Sedat Kaçar*and Varol Şahintürk
Received: September 14, 2018; Published: September 20, 2018
*Corresponding author: Sedat Kaçar, Eskisehir Osmangazi University, Faculty of Medicine, Histology and Embryology Department, Turkey
Cell culture is indispensable for in vitro studies. Since in vivo experiments are carried out with organisms consisting of a whole cell, any invasive procedure is pre-determined, and the allowance of the ethical committee is applied, which delays your study. Sometimes quick experiments are needed to see the effect of a specific substance. In this case, cell culture assays allow us to quickly visualize the impact of a substance in vitro giving us the opportunity to utilize the target cell type in the body. However, there are some common mistakes made in cell culture. As is known, when a substance is tested in cell culture, the stock solution is first prepared. This solution is usually DMSO because of its ability to dissolve a wide range of substances. And the stock solution prepared should be at least 100 times the size of the dose to be given to the cells. This is a dilution method for reducing the toxic dose of DMSO. In spite of that of that non-toxic dose of DMSO is 0.1%, 100-fold diluted DMSO is acceptable as long as untreated control with DMSO is also used.

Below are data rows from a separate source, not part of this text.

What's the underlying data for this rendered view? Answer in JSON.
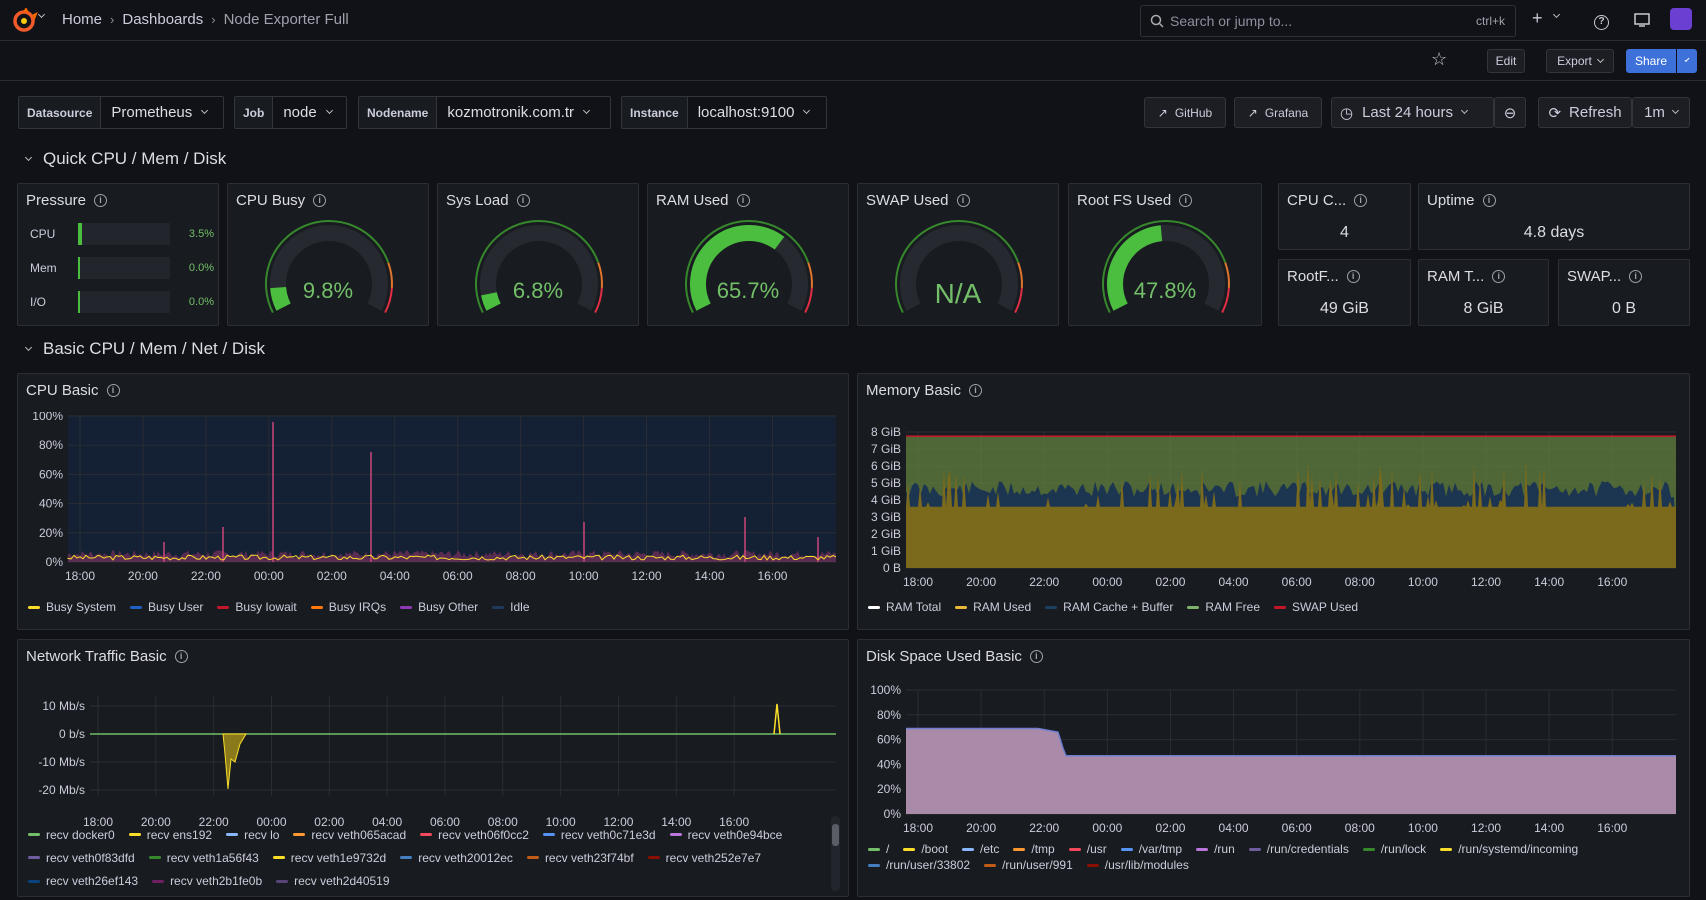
{
  "breadcrumb": {
    "home": "Home",
    "dashboards": "Dashboards",
    "current": "Node Exporter Full"
  },
  "search": {
    "placeholder": "Search or jump to...",
    "shortcut": "ctrl+k"
  },
  "toolbar": {
    "edit": "Edit",
    "export": "Export",
    "share": "Share"
  },
  "variables": [
    {
      "label": "Datasource",
      "value": "Prometheus"
    },
    {
      "label": "Job",
      "value": "node"
    },
    {
      "label": "Nodename",
      "value": "kozmotronik.com.tr"
    },
    {
      "label": "Instance",
      "value": "localhost:9100"
    }
  ],
  "links": {
    "github": "GitHub",
    "grafana": "Grafana"
  },
  "time": {
    "range": "Last 24 hours",
    "refresh": "Refresh",
    "interval": "1m"
  },
  "sections": {
    "quick": "Quick CPU / Mem / Disk",
    "basic": "Basic CPU / Mem / Net / Disk"
  },
  "pressure": {
    "title": "Pressure",
    "rows": [
      {
        "name": "CPU",
        "value": "3.5%",
        "level": 0.035
      },
      {
        "name": "Mem",
        "value": "0.0%",
        "level": 0
      },
      {
        "name": "I/O",
        "value": "0.0%",
        "level": 0
      }
    ]
  },
  "gauges": [
    {
      "title": "CPU Busy",
      "value": "9.8%",
      "level": 0.098,
      "color": "#73bf69"
    },
    {
      "title": "Sys Load",
      "value": "6.8%",
      "level": 0.068,
      "color": "#73bf69"
    },
    {
      "title": "RAM Used",
      "value": "65.7%",
      "level": 0.657,
      "color": "#73bf69"
    },
    {
      "title": "SWAP Used",
      "value": "N/A",
      "level": 0,
      "color": "#73bf69"
    },
    {
      "title": "Root FS Used",
      "value": "47.8%",
      "level": 0.478,
      "color": "#73bf69"
    }
  ],
  "stats": {
    "cpu_cores": {
      "title": "CPU C...",
      "value": "4"
    },
    "uptime": {
      "title": "Uptime",
      "value": "4.8 days"
    },
    "rootfs": {
      "title": "RootF...",
      "value": "49 GiB"
    },
    "ram_total": {
      "title": "RAM T...",
      "value": "8 GiB"
    },
    "swap_total": {
      "title": "SWAP...",
      "value": "0 B"
    }
  },
  "panels": {
    "cpu_basic": {
      "title": "CPU Basic",
      "yticks": [
        "100%",
        "80%",
        "60%",
        "40%",
        "20%",
        "0%"
      ],
      "xticks": [
        "18:00",
        "20:00",
        "22:00",
        "00:00",
        "02:00",
        "04:00",
        "06:00",
        "08:00",
        "10:00",
        "12:00",
        "14:00",
        "16:00"
      ],
      "legend": [
        {
          "name": "Busy System",
          "color": "#fade2a"
        },
        {
          "name": "Busy User",
          "color": "#1f60c4"
        },
        {
          "name": "Busy Iowait",
          "color": "#c4162a"
        },
        {
          "name": "Busy IRQs",
          "color": "#ff780a"
        },
        {
          "name": "Busy Other",
          "color": "#8f3bb8"
        },
        {
          "name": "Idle",
          "color": "#1f3a5a"
        }
      ]
    },
    "mem_basic": {
      "title": "Memory Basic",
      "yticks": [
        "8 GiB",
        "7 GiB",
        "6 GiB",
        "5 GiB",
        "4 GiB",
        "3 GiB",
        "2 GiB",
        "1 GiB",
        "0 B"
      ],
      "xticks": [
        "18:00",
        "20:00",
        "22:00",
        "00:00",
        "02:00",
        "04:00",
        "06:00",
        "08:00",
        "10:00",
        "12:00",
        "14:00",
        "16:00"
      ],
      "legend": [
        {
          "name": "RAM Total",
          "color": "#ffffff"
        },
        {
          "name": "RAM Used",
          "color": "#eab839"
        },
        {
          "name": "RAM Cache + Buffer",
          "color": "#1f3f5f"
        },
        {
          "name": "RAM Free",
          "color": "#7eb26d"
        },
        {
          "name": "SWAP Used",
          "color": "#c4162a"
        }
      ]
    },
    "net_basic": {
      "title": "Network Traffic Basic",
      "yticks": [
        "10 Mb/s",
        "0 b/s",
        "-10 Mb/s",
        "-20 Mb/s"
      ],
      "xticks": [
        "18:00",
        "20:00",
        "22:00",
        "00:00",
        "02:00",
        "04:00",
        "06:00",
        "08:00",
        "10:00",
        "12:00",
        "14:00",
        "16:00"
      ],
      "legend": [
        {
          "name": "recv docker0",
          "color": "#73bf69"
        },
        {
          "name": "recv ens192",
          "color": "#fade2a"
        },
        {
          "name": "recv lo",
          "color": "#8ab8ff"
        },
        {
          "name": "recv veth065acad",
          "color": "#ff9830"
        },
        {
          "name": "recv veth06f0cc2",
          "color": "#f2495c"
        },
        {
          "name": "recv veth0c71e3d",
          "color": "#5794f2"
        },
        {
          "name": "recv veth0e94bce",
          "color": "#b877d9"
        },
        {
          "name": "recv veth0f83dfd",
          "color": "#705da0"
        },
        {
          "name": "recv veth1a56f43",
          "color": "#37872d"
        },
        {
          "name": "recv veth1e9732d",
          "color": "#fade2a"
        },
        {
          "name": "recv veth20012ec",
          "color": "#447ebc"
        },
        {
          "name": "recv veth23f74bf",
          "color": "#c15c17"
        },
        {
          "name": "recv veth252e7e7",
          "color": "#890f02"
        },
        {
          "name": "recv veth26ef143",
          "color": "#0a437c"
        },
        {
          "name": "recv veth2b1fe0b",
          "color": "#6d1f62"
        },
        {
          "name": "recv veth2d40519",
          "color": "#584477"
        }
      ]
    },
    "disk_basic": {
      "title": "Disk Space Used Basic",
      "yticks": [
        "100%",
        "80%",
        "60%",
        "40%",
        "20%",
        "0%"
      ],
      "xticks": [
        "18:00",
        "20:00",
        "22:00",
        "00:00",
        "02:00",
        "04:00",
        "06:00",
        "08:00",
        "10:00",
        "12:00",
        "14:00",
        "16:00"
      ],
      "legend": [
        {
          "name": "/",
          "color": "#73bf69"
        },
        {
          "name": "/boot",
          "color": "#fade2a"
        },
        {
          "name": "/etc",
          "color": "#8ab8ff"
        },
        {
          "name": "/tmp",
          "color": "#ff9830"
        },
        {
          "name": "/usr",
          "color": "#f2495c"
        },
        {
          "name": "/var/tmp",
          "color": "#5794f2"
        },
        {
          "name": "/run",
          "color": "#b877d9"
        },
        {
          "name": "/run/credentials",
          "color": "#705da0"
        },
        {
          "name": "/run/lock",
          "color": "#37872d"
        },
        {
          "name": "/run/systemd/incoming",
          "color": "#fade2a"
        },
        {
          "name": "/run/user/33802",
          "color": "#447ebc"
        },
        {
          "name": "/run/user/991",
          "color": "#c15c17"
        },
        {
          "name": "/usr/lib/modules",
          "color": "#890f02"
        }
      ]
    }
  }
}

However, when the stock solution is being prepared, the final volume is not considered. For example, assume that you will prepare 1 ml and 100 mM of stock solution from substance X. The necessary amount of substance X is calculated for 1 ml and transferred into the test tube, with which 1 ml of solvent (usually DMSO) is often mixed. However, the molar volume of the substance X is not considered. The final volume of the solutions changes because of the molar volumes of the substances solubilized. Therefore, if we go from our example above, our stock solution to be prepared as 100 mM is actually reduced to lower molarity due to molar volume effect. This causes us to miscalculate the doses we will use, changing the calculated IC50 and subsequent doses, leading to successive impacts. In addition, once wrongly prepared, stock solutions affect your follow-up experiments given that they are used for a long time by being stored at -20 °C.

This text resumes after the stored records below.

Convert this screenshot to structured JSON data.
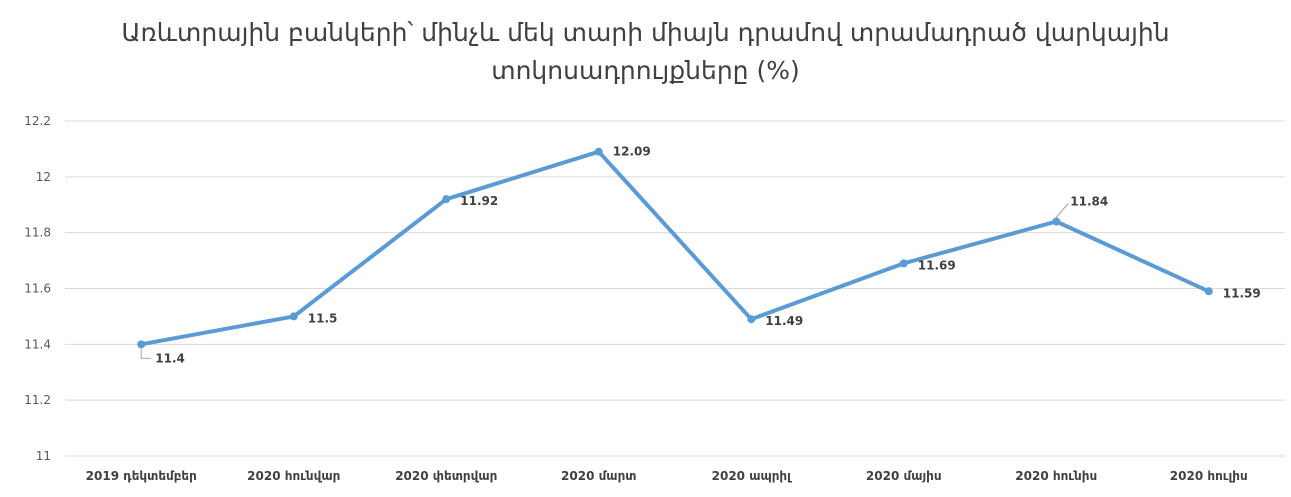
{
  "chart_data": {
    "type": "line",
    "title_lines": [
      "Առևտրային բանկերի՝ մինչև մեկ տարի միայն դրամով տրամադրած վարկային",
      "տոկոսադրույքները (%)"
    ],
    "categories": [
      "2019 դեկտեմբեր",
      "2020 հունվար",
      "2020 փետրվար",
      "2020 մարտ",
      "2020 ապրիլ",
      "2020 մայիս",
      "2020 հունիս",
      "2020 հուլիս"
    ],
    "series": [
      {
        "values": [
          11.4,
          11.5,
          11.92,
          12.09,
          11.49,
          11.69,
          11.84,
          11.59
        ],
        "color": "#5b9bd5"
      }
    ],
    "data_labels": [
      "11.4",
      "11.5",
      "11.92",
      "12.09",
      "11.49",
      "11.69",
      "11.84",
      "11.59"
    ],
    "ylim": [
      11,
      12.2
    ],
    "yticks": [
      "11",
      "11.2",
      "11.4",
      "11.6",
      "11.8",
      "12",
      "12.2"
    ],
    "grid": true,
    "legend": "none"
  }
}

In this case, the best method is to adjust the final volume of solution to 1 ml if we intend to prepare 1 ml of the stock after the substance was put into the tube. Or if we know the molar volume of our substance to use in our experiment, we can determine how much volume it will increase in the final volume and put the solvent accordingly. A second issue is that in some cell culture cytotoxicity tests the blank, which only includes the medium is not used, and thus the cytotoxic effect is assessed only relative to the control group. Normally, cytotoxicity tests can be performed in 2 ways. It can be measured by subtracting the wavelength in which colored substance emits nearly no absorbance from the wavelength where the colored substance emits maximum absorbance or approximate wavelengths. Alternatively, only the absorbance values at the maximum wavelength where the substance emit are gained and analyzed. In this case, what happens when the blank is not used.

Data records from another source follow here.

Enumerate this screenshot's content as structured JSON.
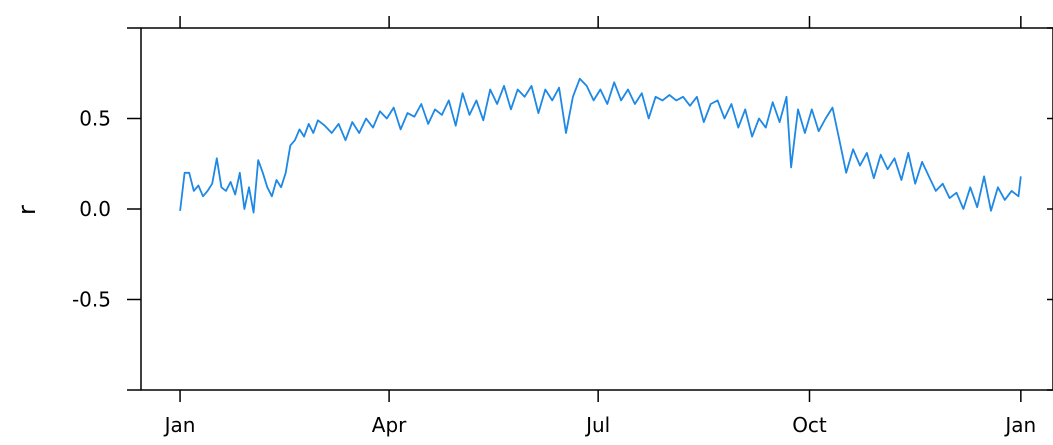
{
  "chart_data": {
    "type": "line",
    "title": "",
    "xlabel": "",
    "ylabel": "r",
    "ylim": [
      -1,
      1
    ],
    "xlim": [
      "2015-12-15",
      "2017-01-15"
    ],
    "x_ticks": [
      "Jan",
      "Apr",
      "Jul",
      "Oct",
      "Jan"
    ],
    "x_tick_dates": [
      "2016-01-01",
      "2016-04-01",
      "2016-07-01",
      "2016-10-01",
      "2017-01-01"
    ],
    "y_ticks": [
      -0.5,
      0.0,
      0.5
    ],
    "y_tick_labels": [
      "-0.5",
      "0.0",
      "0.5"
    ],
    "grid": false,
    "line_color": "#1e88e5",
    "series": [
      {
        "values": [
          [
            "2016-01-01",
            -0.01
          ],
          [
            "2016-01-03",
            0.2
          ],
          [
            "2016-01-05",
            0.2
          ],
          [
            "2016-01-07",
            0.1
          ],
          [
            "2016-01-09",
            0.13
          ],
          [
            "2016-01-11",
            0.07
          ],
          [
            "2016-01-13",
            0.1
          ],
          [
            "2016-01-15",
            0.14
          ],
          [
            "2016-01-17",
            0.28
          ],
          [
            "2016-01-19",
            0.12
          ],
          [
            "2016-01-21",
            0.1
          ],
          [
            "2016-01-23",
            0.15
          ],
          [
            "2016-01-25",
            0.08
          ],
          [
            "2016-01-27",
            0.2
          ],
          [
            "2016-01-29",
            0.0
          ],
          [
            "2016-01-31",
            0.12
          ],
          [
            "2016-02-02",
            -0.02
          ],
          [
            "2016-02-04",
            0.27
          ],
          [
            "2016-02-06",
            0.2
          ],
          [
            "2016-02-08",
            0.12
          ],
          [
            "2016-02-10",
            0.07
          ],
          [
            "2016-02-12",
            0.16
          ],
          [
            "2016-02-14",
            0.12
          ],
          [
            "2016-02-16",
            0.2
          ],
          [
            "2016-02-18",
            0.35
          ],
          [
            "2016-02-20",
            0.38
          ],
          [
            "2016-02-22",
            0.44
          ],
          [
            "2016-02-24",
            0.4
          ],
          [
            "2016-02-26",
            0.47
          ],
          [
            "2016-02-28",
            0.42
          ],
          [
            "2016-03-01",
            0.49
          ],
          [
            "2016-03-04",
            0.46
          ],
          [
            "2016-03-07",
            0.42
          ],
          [
            "2016-03-10",
            0.47
          ],
          [
            "2016-03-13",
            0.38
          ],
          [
            "2016-03-16",
            0.48
          ],
          [
            "2016-03-19",
            0.42
          ],
          [
            "2016-03-22",
            0.5
          ],
          [
            "2016-03-25",
            0.45
          ],
          [
            "2016-03-28",
            0.54
          ],
          [
            "2016-03-31",
            0.5
          ],
          [
            "2016-04-03",
            0.56
          ],
          [
            "2016-04-06",
            0.44
          ],
          [
            "2016-04-09",
            0.53
          ],
          [
            "2016-04-12",
            0.51
          ],
          [
            "2016-04-15",
            0.58
          ],
          [
            "2016-04-18",
            0.47
          ],
          [
            "2016-04-21",
            0.55
          ],
          [
            "2016-04-24",
            0.52
          ],
          [
            "2016-04-27",
            0.6
          ],
          [
            "2016-04-30",
            0.46
          ],
          [
            "2016-05-03",
            0.64
          ],
          [
            "2016-05-06",
            0.52
          ],
          [
            "2016-05-09",
            0.6
          ],
          [
            "2016-05-12",
            0.49
          ],
          [
            "2016-05-15",
            0.66
          ],
          [
            "2016-05-18",
            0.58
          ],
          [
            "2016-05-21",
            0.68
          ],
          [
            "2016-05-24",
            0.55
          ],
          [
            "2016-05-27",
            0.66
          ],
          [
            "2016-05-30",
            0.62
          ],
          [
            "2016-06-02",
            0.68
          ],
          [
            "2016-06-05",
            0.53
          ],
          [
            "2016-06-08",
            0.66
          ],
          [
            "2016-06-11",
            0.6
          ],
          [
            "2016-06-14",
            0.67
          ],
          [
            "2016-06-17",
            0.42
          ],
          [
            "2016-06-20",
            0.62
          ],
          [
            "2016-06-23",
            0.72
          ],
          [
            "2016-06-26",
            0.68
          ],
          [
            "2016-06-29",
            0.6
          ],
          [
            "2016-07-02",
            0.66
          ],
          [
            "2016-07-05",
            0.58
          ],
          [
            "2016-07-08",
            0.7
          ],
          [
            "2016-07-11",
            0.6
          ],
          [
            "2016-07-14",
            0.66
          ],
          [
            "2016-07-17",
            0.58
          ],
          [
            "2016-07-20",
            0.64
          ],
          [
            "2016-07-23",
            0.5
          ],
          [
            "2016-07-26",
            0.62
          ],
          [
            "2016-07-29",
            0.6
          ],
          [
            "2016-08-01",
            0.63
          ],
          [
            "2016-08-04",
            0.6
          ],
          [
            "2016-08-07",
            0.62
          ],
          [
            "2016-08-10",
            0.57
          ],
          [
            "2016-08-13",
            0.62
          ],
          [
            "2016-08-16",
            0.48
          ],
          [
            "2016-08-19",
            0.58
          ],
          [
            "2016-08-22",
            0.6
          ],
          [
            "2016-08-25",
            0.5
          ],
          [
            "2016-08-28",
            0.58
          ],
          [
            "2016-08-31",
            0.45
          ],
          [
            "2016-09-03",
            0.55
          ],
          [
            "2016-09-06",
            0.4
          ],
          [
            "2016-09-09",
            0.5
          ],
          [
            "2016-09-12",
            0.45
          ],
          [
            "2016-09-15",
            0.59
          ],
          [
            "2016-09-18",
            0.48
          ],
          [
            "2016-09-21",
            0.62
          ],
          [
            "2016-09-23",
            0.23
          ],
          [
            "2016-09-26",
            0.55
          ],
          [
            "2016-09-29",
            0.42
          ],
          [
            "2016-10-02",
            0.55
          ],
          [
            "2016-10-05",
            0.43
          ],
          [
            "2016-10-08",
            0.5
          ],
          [
            "2016-10-11",
            0.56
          ],
          [
            "2016-10-14",
            0.38
          ],
          [
            "2016-10-17",
            0.2
          ],
          [
            "2016-10-20",
            0.33
          ],
          [
            "2016-10-23",
            0.24
          ],
          [
            "2016-10-26",
            0.31
          ],
          [
            "2016-10-29",
            0.17
          ],
          [
            "2016-11-01",
            0.3
          ],
          [
            "2016-11-04",
            0.22
          ],
          [
            "2016-11-07",
            0.28
          ],
          [
            "2016-11-10",
            0.16
          ],
          [
            "2016-11-13",
            0.31
          ],
          [
            "2016-11-16",
            0.14
          ],
          [
            "2016-11-19",
            0.26
          ],
          [
            "2016-11-22",
            0.18
          ],
          [
            "2016-11-25",
            0.1
          ],
          [
            "2016-11-28",
            0.14
          ],
          [
            "2016-12-01",
            0.06
          ],
          [
            "2016-12-04",
            0.09
          ],
          [
            "2016-12-07",
            0.0
          ],
          [
            "2016-12-10",
            0.12
          ],
          [
            "2016-12-13",
            0.01
          ],
          [
            "2016-12-16",
            0.18
          ],
          [
            "2016-12-19",
            -0.01
          ],
          [
            "2016-12-22",
            0.12
          ],
          [
            "2016-12-25",
            0.05
          ],
          [
            "2016-12-28",
            0.1
          ],
          [
            "2016-12-31",
            0.07
          ],
          [
            "2017-01-01",
            0.18
          ]
        ]
      }
    ]
  }
}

To exemplify, assume that the absorbance of the control is 0.6, the absorbances of the other treated samples are 0.4, 0.3 and 0.2, and the absorbance of the blank is 0.1. Assume that we assessed the viability rate in the samples without using blank. Examples 1, 2 and 3 correspond to the viability rates of 66.6%, 50%, and 33.3%, respectively. When the blank is subtracted from control in the calculation, the final absorbance values become 0.5 (control), 0.3, 0.2 and 0.1, and the viability percentages, in turn, become 100%, 60%, 40%, and 20%, respectively. This makes a successive effect on our subsequent experiments by affecting the IC50, GI50 and other essential dose values used. So far we have shared the two most common errors we experienced in cell culture. I think that the elimination of these mistakes is very critical for more precise and accurate results.